I wasn't even considered.

The deadline for applications was Friday, 21 February, I received confirmation of receipt of my materials on Monday, 24 February, and a rejection letter dated Tuesday, 25 February. Either this is the single most efficient committee in the recorded history of all committees ever or the search is a sham; and I know enough academics to know where the safe money lies. We are, as a rule and a group, just not that efficient. I have heard from sources on the ground that they are hosting three candidates in the coming weeks, but I have to believe it's pro forma and that they already know which one they will hire. The timeline's just too hinky to be credible.

In a sense I am relieved. I wouldn't want colleagues who behave like that, willing to waste people's time and play on their emotions and put on a dog-and-pony show whose outcome is already a given. Sham searches are deeply unethical and are poor practice, to boot. I'm glad I found it out this way than, say, from the inside when it would be much harder to escape. It affirms for me that I am at the right place: The one other university in the country that I thought might possibly have a program that would be a better fit for me intellectually than the one that NYU has behaves, in a corporate sense, badly. The grass I thought might have been greener over there actually isn't, and lucky me to have found out on the cheap.

It's still a body blow, though.

I know that some search committees are horrible about communicating with candidates and can be unbearably cruel when they do. That wasn't the case here, but the letter was still off in two ways. First, it tips its hand as to the done-and-dusted nature of the search: The institution, the letter says, "has decided to pursue another candidate who more closely matches our requirements." Another candidate. One. Even if they are bringing three to campus, they know who they are are going to hire. I wish that more people would remember that the moral of the move Footnote is: Don't try to pull one over on a philologist. It won't work.

Second, it assured me that "this decision is not a reflection on the quality of your work but is, rather, determined by our need to locate a faculty member with a strong commitment to multidisciplinary work in the field." It's the first time in my life that I've been accused of not being interdisciplinary enough. What a dumb excuse. What a ridiculous thing to expect me to believe. Normally people don't know what to do with me because I don't fit neatly into a box of literature or history, of Spanish, Arabic, or Hebrew, of textual or manuscript studies. It in fact has to be about the quality of my work, because I am completely committed to multidisciplinary work in the field. Or it has to be not about me at all.

I know, in fact, that it's not about me. The timeline and the wording of the letter make that abundantly clear; but my ego still hurts.

Look. I know that I have been extraordinarily lucky in my professional life and I don't take that for granted for a second.

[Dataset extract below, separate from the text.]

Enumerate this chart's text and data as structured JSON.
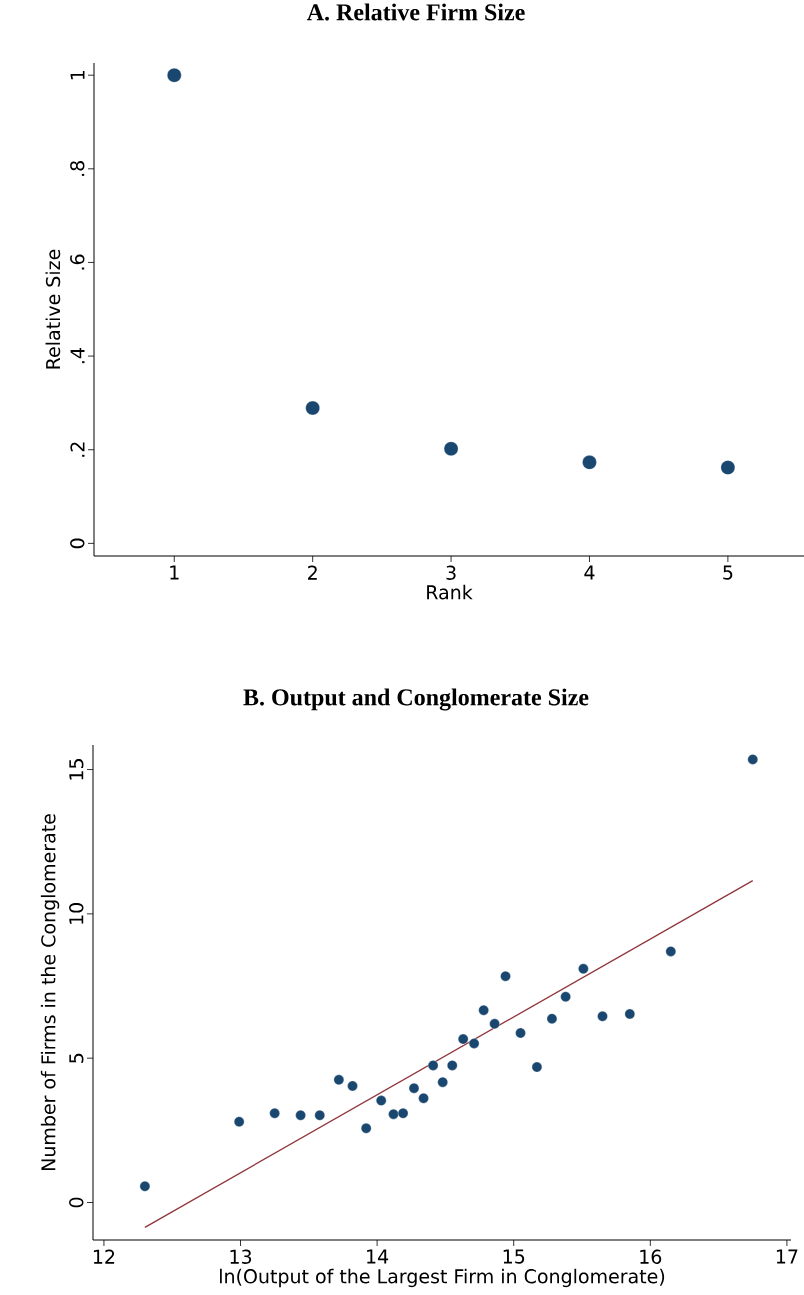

I know, from all the horror stories around me, that it is a luxury to have been able to apply for only two jobs in a cycle and have the outcome of those searches not be what determines whether I will be able to continue on in my chosen profession or put food on my table. And so this post isn't so much about the job market as it is about still being green enough that my first exposure to certain realities of the profession — the compromised ethics, the willingness to use people to make things look legitimate, the sheer hubris of it all — are shocking.